I am not a fan of the Federal Reserve Board. I have always regarded it as a boondoggle that empowers a few bankers at the expense of the American people. But it seems there might have been some merit in creating the Fed, after all.
Back in 1913, President Woodrow Wilson persuaded Congress to establish an independent body to manage the flow of American money. The idea was to keep currency control out of the hands of politicians. Later, Wilson is said to have regretted his decision and is widely (but perhaps apocryphally) quoted as lamenting, “I have unwittingly ruined my country.”
On the face of it, the concept of the Fed is absurd. Basically, it has the government printing money, giving it to the Fed and borrowing it back at interest. Why, I have always wondered, doesn’t the government just keep the money it prints and save the interest?
But I am no financial genius.
The Fed’s mission is based on a “dual mandate” to maintain stable prices and full employment. And I don’t think it has achieved anything close to that mandate over the years. But I have to admit it might finally have done something useful. Risky – but useful.
With a dysfunctional Congress stalled by ideological gridlock, President Obama’s best efforts to revive America’s economy and alleviate the misery of millions have been blocked. He has been unable to get a jobs act passed, for example, and that would have put hundreds of thousands of Americans (maybe millions) back to work.
Sadly, this gridlock is intentional. The Republicans have made no secret of their strategy to win the White House by undermining the economy and blaming the president for the ensuing slump.
Apparently their plan did not reckon with the Fed.
Chairman Ben Bernanke (photo above) has come riding in like the cavalry to save the day. He has announced that the Fed is going to buy up as many millions of dollars worth of treasury bonds as it takes to kick start job growth. To begin with, the board is buying $23 billion worth of mortgage bonds, and is holding interest rates to near zero at least until 2015.
That could help clear the logjam blocking the housing market’s recovery – and get the economy flowing freely again.
Of course, the future is still uncertain. Flooding the economy with cash is one way to stimulate spending, but there’s another essential component – demand. For the economy to recover, Americans have to start buying stuff again. And, while consumer confidence is on the rise, there’s no guarantee of an adequate resurgence in demand.

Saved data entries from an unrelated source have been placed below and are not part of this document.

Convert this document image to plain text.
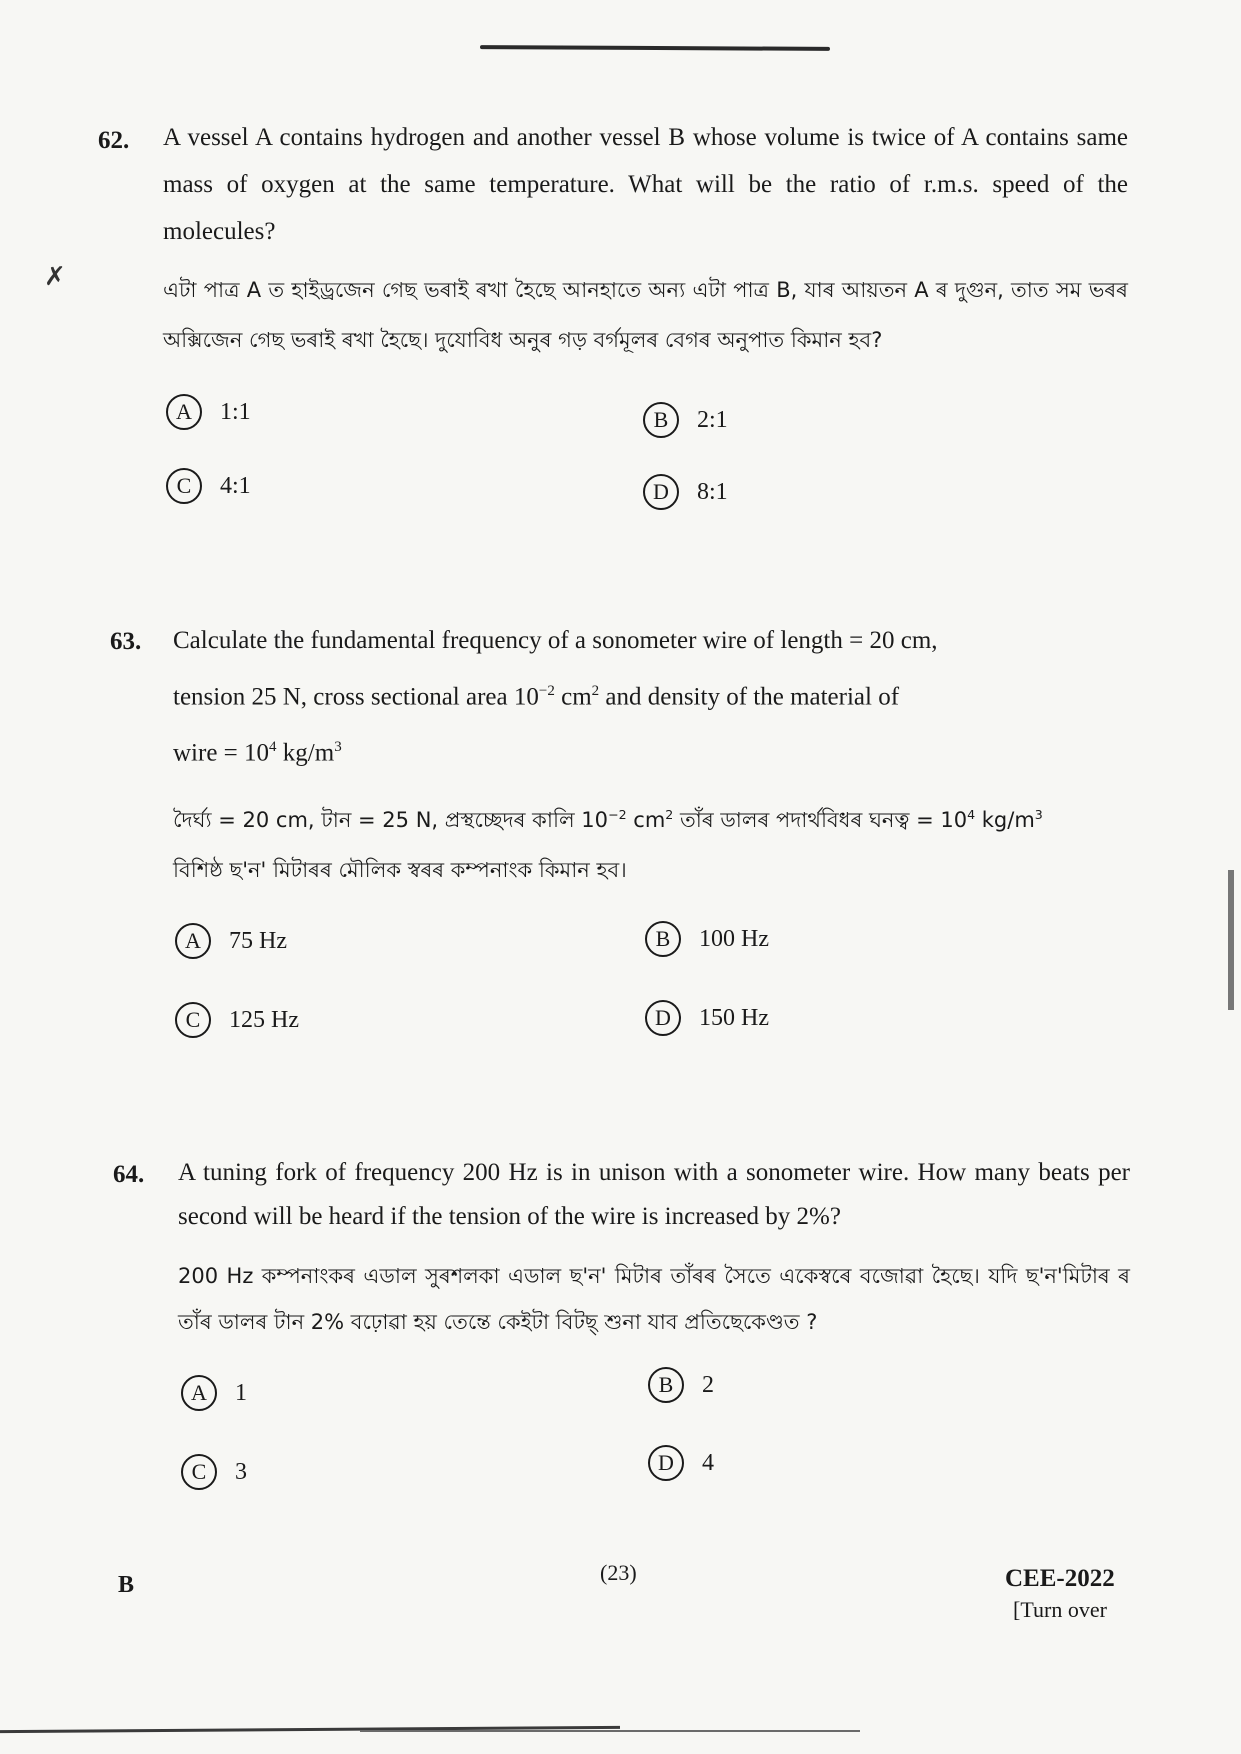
✗
62. A vessel A contains hydrogen and another vessel B whose volume is twice of A contains same mass of oxygen at the same temperature. What will be the ratio of r.m.s. speed of the molecules?
এটা পাত্ৰ A ত হাইড্ৰজেন গেছ ভৰাই ৰখা হৈছে আনহাতে অন্য এটা পাত্ৰ B, যাৰ আয়তন A ৰ দুগুন, তাত সম ভৰৰ অক্সিজেন গেছ ভৰাই ৰখা হৈছে। দুযোবিধ অনুৰ গড় বৰ্গমূলৰ বেগৰ অনুপাত কিমান হব?
A	1:1	B	2:1
C	4:1	D	8:1
63. Calculate the fundamental frequency of a sonometer wire of length = 20 cm,
tension 25 N, cross sectional area $10^{-2}$ $cm^2$ and density of the material of
wire = $10^4$ $kg/m^3$
দৈৰ্ঘ্য = 20 cm, টান = 25 N, প্ৰস্থচ্ছেদৰ কালি $10^{-2}$ $cm^2$ তাঁৰ ডালৰ পদাৰ্থবিধৰ ঘনত্ব = $10^4$ $kg/m^3$
বিশিষ্ঠ ছ'ন' মিটাৰৰ মৌলিক স্বৰৰ কম্পনাংক কিমান হব।
A	75 Hz	B	100 Hz
C	125 Hz	D	150 Hz
64. A tuning fork of frequency 200 Hz is in unison with a sonometer wire. How many beats per second will be heard if the tension of the wire is increased by 2%?
200 Hz কম্পনাংকৰ এডাল সুৰশলকা এডাল ছ'ন' মিটাৰ তাঁৰৰ সৈতে একেস্বৰে বজোৱা হৈছে। যদি ছ'ন'মিটাৰ ৰ তাঁৰ ডালৰ টান 2% বঢ়োৱা হয় তেন্তে কেইটা বিটছ্ শুনা যাব প্ৰতিছেকেণ্ডত ?
A	1	B	2
C	3	D	4
B	(23)	CEE-2022
[Turn over
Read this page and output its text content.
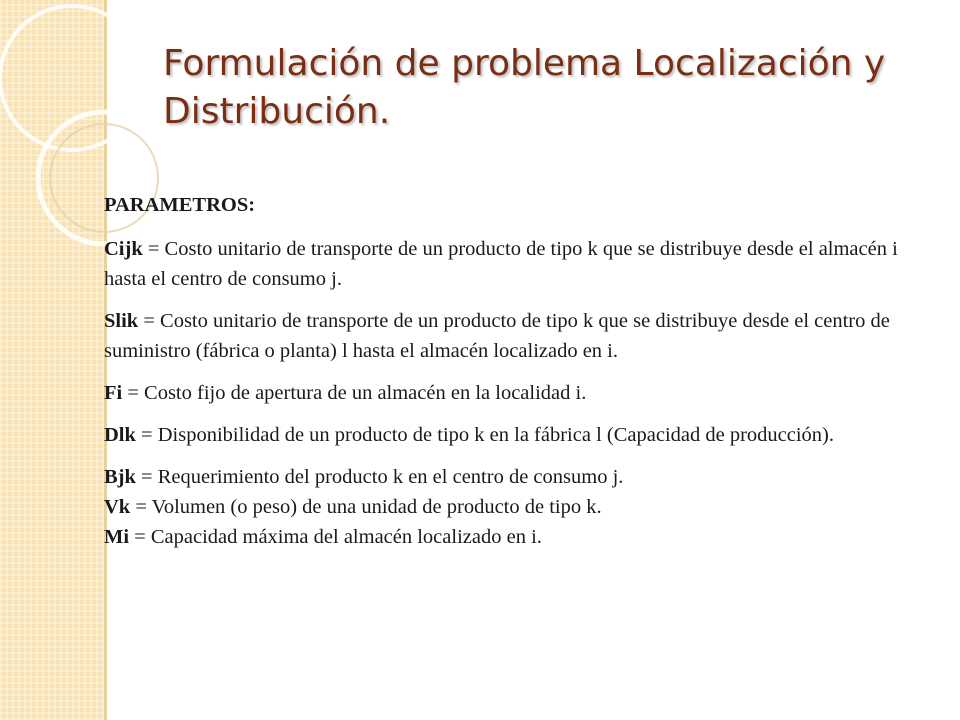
Formulación de problema Localización y Distribución.

PARAMETROS:

Cijk = Costo unitario de transporte de un producto de tipo k que se distribuye desde el almacén i hasta el centro de consumo j.

Slik = Costo unitario de transporte de un producto de tipo k que se distribuye desde el centro de suministro (fábrica o planta) l hasta el almacén localizado en i.

Fi = Costo fijo de apertura de un almacén en la localidad i.

Dlk = Disponibilidad de un producto de tipo k en la fábrica l (Capacidad de producción).

Bjk = Requerimiento del producto k en el centro de consumo j.

Vk = Volumen (o peso) de una unidad de producto de tipo k.

Mi = Capacidad máxima del almacén localizado en i.
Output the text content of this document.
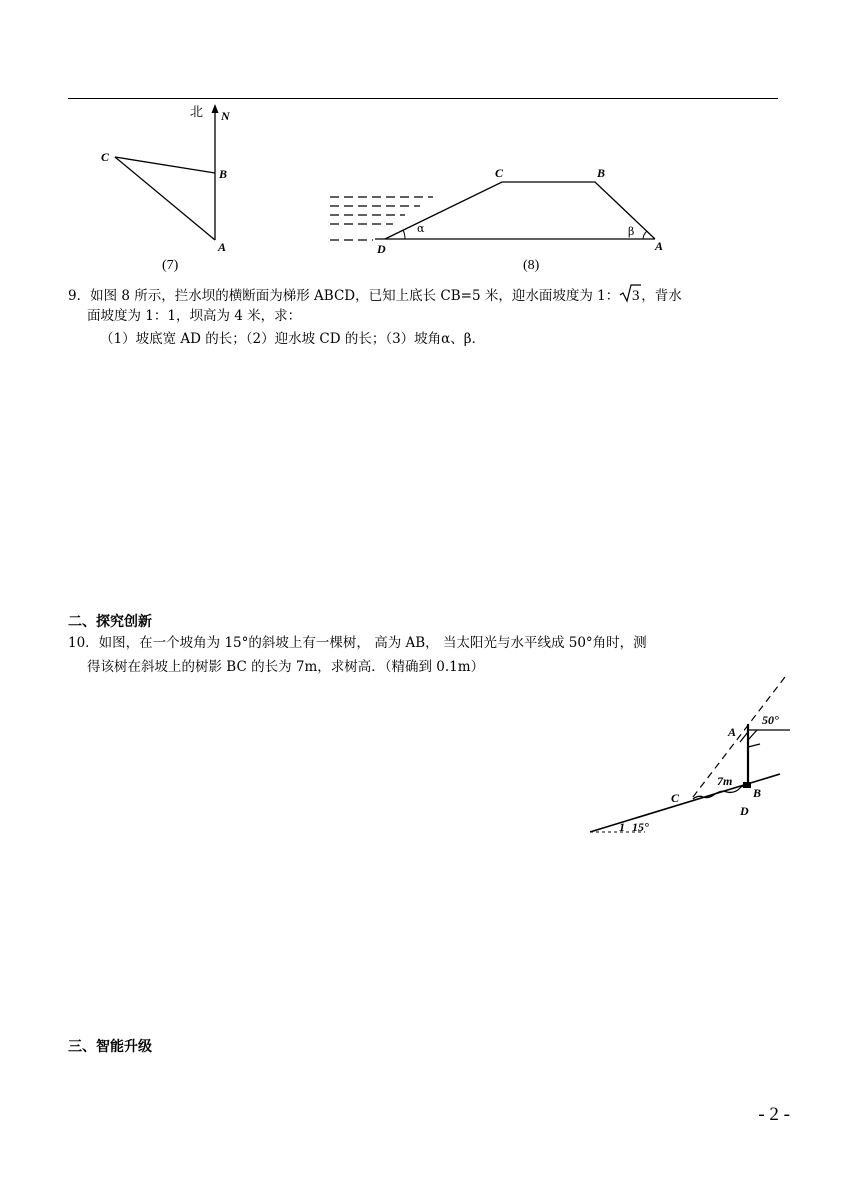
北 N
C
B
A
(7)
C	B
D	A
α	β
(8)
9．如图 8 所示，拦水坝的横断面为梯形 ABCD，已知上底长 CB=5 米，迎水面坡度为 1： 3 ，背水
面坡度为 1：1，坝高为 4 米，求：
（1）坡底宽 AD 的长；（2）迎水坡 CD 的长；（3）坡角α、β．
二、探究创新
10．如图，在一个坡角为 15°的斜坡上有一棵树， 高为 AB， 当太阳光与水平线成 50°角时，测
得该树在斜坡上的树影 BC 的长为 7m，求树高．（精确到 0.1m）
A
50°
7m
C	B
D
1 15°
三、智能升级
- 2 -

The catch 22 is that to buy stiff, we need money, and to earn the money we need jobs. So, to create jobs, we need to have jobs.
Still, most economists agree that the Fed’s latest move will have a stimulative effect.
Unfortunately, it is sure to come at a price. You can’t just keep dumping dollar bills on the world’s financial system without diminishing their value. And, usually, that leads to inflation.
But that’s a long-term thing, and in the meantime, the Fed’s gotta do what the Fed’s gotta do.
And when you have a Congress that is deliberately sabotaging the country’s economy, it’s high time for the Fed to step in.